Butte College, which rests on a 928 acre wildlife refuge, has declared it will be grid positive — producing more clean energy than it uses — by May 2011.
Since 2005, Butte College has made steps toward this ultimate goal by installing 10,000 solar photovoltaic panels, but this announcement marks the installation of an additional 15,000 panels to be mounted on the ground and rooftops, as well as the college’s plan to create covered parking areas and walkways.
According to the college, it will generate over 6.381 million kW hours per year — enough electricity to power over 9,200 average-sized homes, or the equivalent of removing over 6,000 passenger cars from the roadways.
When all of the college’s solar projects are combined, the college will have a yearly reduction of over 6.9 million pounds of carbon dioxide (CO2), 27,000 pounds of sulfur dioxide (SO2), and 20,000 pounds of nitrogen oxide (NOX).
“Sustainability is at the heart of everything we do. Being the first grid positive community college in the country demonstrates our commitment to the sustainable practices we’re modeling for our students and our communities,” Butte President Dr. Diana Van Der Ploeg said in a press release.
And it’s true: From the grounds the campus sits on to its ecological facilities design to the courses offered, sustainability truly is at the heart of Butte College, as well as its students and surrounding community.
The Student Alliance for Sustainability (SAS) is a group of devoted students that work to advance sustainable causes. They do this through fundraising campaigns and a number of on campus events such as Campus Sustainability Day and hosting an Energy Awareness Fair.
Upon graduation, many students take the Pledge of Social and Environmental Responsibility that states, “I pledge to explore and take into account the social and environmental consequences of any job I consider and will try to improve these aspects of any organization for which I work.”
And they mean it.

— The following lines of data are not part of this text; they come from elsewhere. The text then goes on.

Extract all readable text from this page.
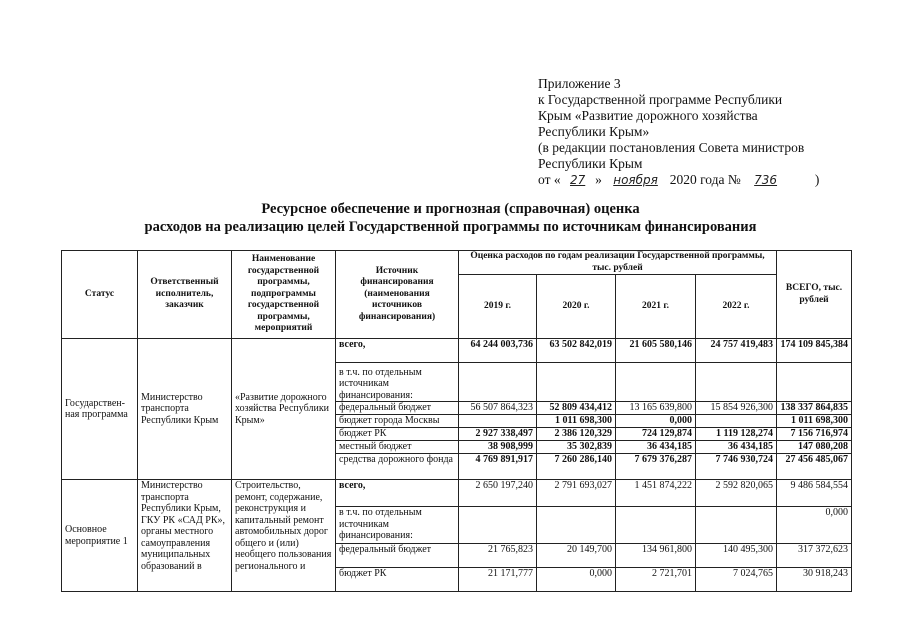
Приложение 3
к Государственной программе Республики
Крым «Развитие дорожного хозяйства
Республики Крым»
(в редакции постановления Совета министров
Республики Крым
от « 27 » ноября 2020 года № 736	)
Ресурсное обеспечение и прогнозная (справочная) оценка
расходов на реализацию целей Государственной программы по источникам финансирования
Статус	Ответственный исполнитель, заказчик	Наименование государственной программы, подпрограммы государственной программы, мероприятий	Источник финансирования (наименования источников финансирования)	Оценка расходов по годам реализации Государственной программы, тыс. рублей				ВСЕГО, тыс. рублей
				2019 г.	2020 г.	2021 г.	2022 г.	
Государствен-ная программа	Министерство транспорта Республики Крым	«Развитие дорожного хозяйства Республики Крым»	всего,	64 244 003,736	63 502 842,019	21 605 580,146	24 757 419,483	174 109 845,384
			в т.ч. по отдельным источникам финансирования:					
			федеральный бюджет	56 507 864,323	52 809 434,412	13 165 639,800	15 854 926,300	138 337 864,835
			бюджет города Москвы		1 011 698,300	0,000		1 011 698,300
			бюджет РК	2 927 338,497	2 386 120,329	724 129,874	1 119 128,274	7 156 716,974
			местный бюджет	38 908,999	35 302,839	36 434,185	36 434,185	147 080,208
			средства дорожного фонда	4 769 891,917	7 260 286,140	7 679 376,287	7 746 930,724	27 456 485,067
Основное мероприятие 1	Министерство транспорта Республики Крым, ГКУ РК «САД РК», органы местного самоуправления муниципальных образований в	Строительство, ремонт, содержание, реконструкция и капитальный ремонт автомобильных дорог общего и (или) необщего пользования регионального и	всего,	2 650 197,240	2 791 693,027	1 451 874,222	2 592 820,065	9 486 584,554
			в т.ч. по отдельным источникам финансирования:					0,000
			федеральный бюджет	21 765,823	20 149,700	134 961,800	140 495,300	317 372,623
			бюджет РК	21 171,777	0,000	2 721,701	7 024,765	30 918,243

In fact many of the workers on the solar project are apprentices who went through the college’s solar installation training program.
According to Mike Miller, Butte College Director of Facilities, Planning and Management, “this project directly employs local people, local vendors and provides a huge economic shot in the arm for Butte County.”
This landmark project not only sets the bar at a higher standard for environmental responsibility for academic institutions, but also for promoting a growing green economy.
And while this type of endeavor may not be possible at other institutions (for varying reasons), on the whole, colleges and universities across the nation are advancing green efforts in whatever ways they can.
Arizona State University has created a School of Sustainability — the first of its kind in the United States — that offers “transdisciplinary degree programs focused on finding practical solutions to environmental, economic, and social challenges.”
The University of California, Berkley has pledged to reduce its greenhouse gas emissions to 1990 levels by 2014, and the University of Maryland – College Park has enacted an ambitious carbon action plan to reach carbon neutrality on campus by 2050.